If "Mark's" first profile is to be trusted, the king of social networking can be accused of ripping off more than Facebook's concept. "Hi, my name is... Slim Shady," Mark writes. "No, really, my name is Slim Shady. Just kidding, my name is Mark." Mark lives in a small town "near the massive city of New York." He's 15 years old and just finished freshman year in high school. (A quick visit to the Internet Archive confirms the Angelfire page is, indeed, from 1999 — matching Zuckerberg's age at the time.) He's trying to promote his new AOL program, The Vader Fader. "It is a decent fader," he writes. Mark would love some comments about his website, and you can email him at "email@example.com."

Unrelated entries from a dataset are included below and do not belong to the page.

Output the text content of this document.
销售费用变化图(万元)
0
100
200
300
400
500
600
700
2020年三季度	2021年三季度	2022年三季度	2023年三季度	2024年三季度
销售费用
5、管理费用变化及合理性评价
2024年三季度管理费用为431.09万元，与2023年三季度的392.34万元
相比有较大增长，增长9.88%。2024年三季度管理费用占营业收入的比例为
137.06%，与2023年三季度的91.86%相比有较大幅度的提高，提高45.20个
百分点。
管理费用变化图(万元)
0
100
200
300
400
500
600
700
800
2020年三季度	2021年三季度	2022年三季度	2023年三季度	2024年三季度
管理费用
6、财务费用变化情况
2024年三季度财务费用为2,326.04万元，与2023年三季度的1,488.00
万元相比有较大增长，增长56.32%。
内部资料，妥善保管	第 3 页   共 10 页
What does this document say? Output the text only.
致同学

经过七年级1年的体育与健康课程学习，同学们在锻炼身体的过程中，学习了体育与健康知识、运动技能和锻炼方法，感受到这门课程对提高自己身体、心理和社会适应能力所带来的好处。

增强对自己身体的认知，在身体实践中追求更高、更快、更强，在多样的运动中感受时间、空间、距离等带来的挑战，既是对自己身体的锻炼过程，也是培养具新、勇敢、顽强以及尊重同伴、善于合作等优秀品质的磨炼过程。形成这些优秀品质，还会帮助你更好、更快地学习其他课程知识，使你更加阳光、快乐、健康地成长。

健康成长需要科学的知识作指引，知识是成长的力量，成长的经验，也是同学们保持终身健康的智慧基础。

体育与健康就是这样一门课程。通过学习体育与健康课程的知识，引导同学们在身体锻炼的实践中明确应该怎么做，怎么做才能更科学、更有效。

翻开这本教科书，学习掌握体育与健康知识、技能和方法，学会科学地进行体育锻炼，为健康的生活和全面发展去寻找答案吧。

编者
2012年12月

"As of now, the web is pretty small."
Beyond the inherent hilarity of seeing an Angelfire page from Mark Zuckerberg, there's some great foreshadowing of his later efforts. Take Mark's page on "The Web," which includes a Java applet linking the names of people on the web. (Mark, of course, is the red-highlighted central connection from which all others branch out.) "As of now, The Web is pretty small," Mark writes. "Hopefully, it will grow into a larger Web." You see, Mark would love to get your name on the internet. "If your name is already on The Web because someone else has chosen to be linked to you, then you may choose two additional people to be linked with," Mark writes. Of course, without a way to scrape names and photos from a campus network, Mark had to take a more diplomatic approach. "If you see someone who you know and would like to be linked with but your name is not already on The Web, then you can contact me and I will link that person to you and put you on The Web. In order for this applet to work, you must email me your name."
If you want to go deeper into the mind of Mark, he's also offered plenty of early "Likes." The best food? "Quesadillas," he writes. How about the best kid to make fun of? That'd be "Pete." And the best musician? "NOT Pete," Mark writes. Poor Pete.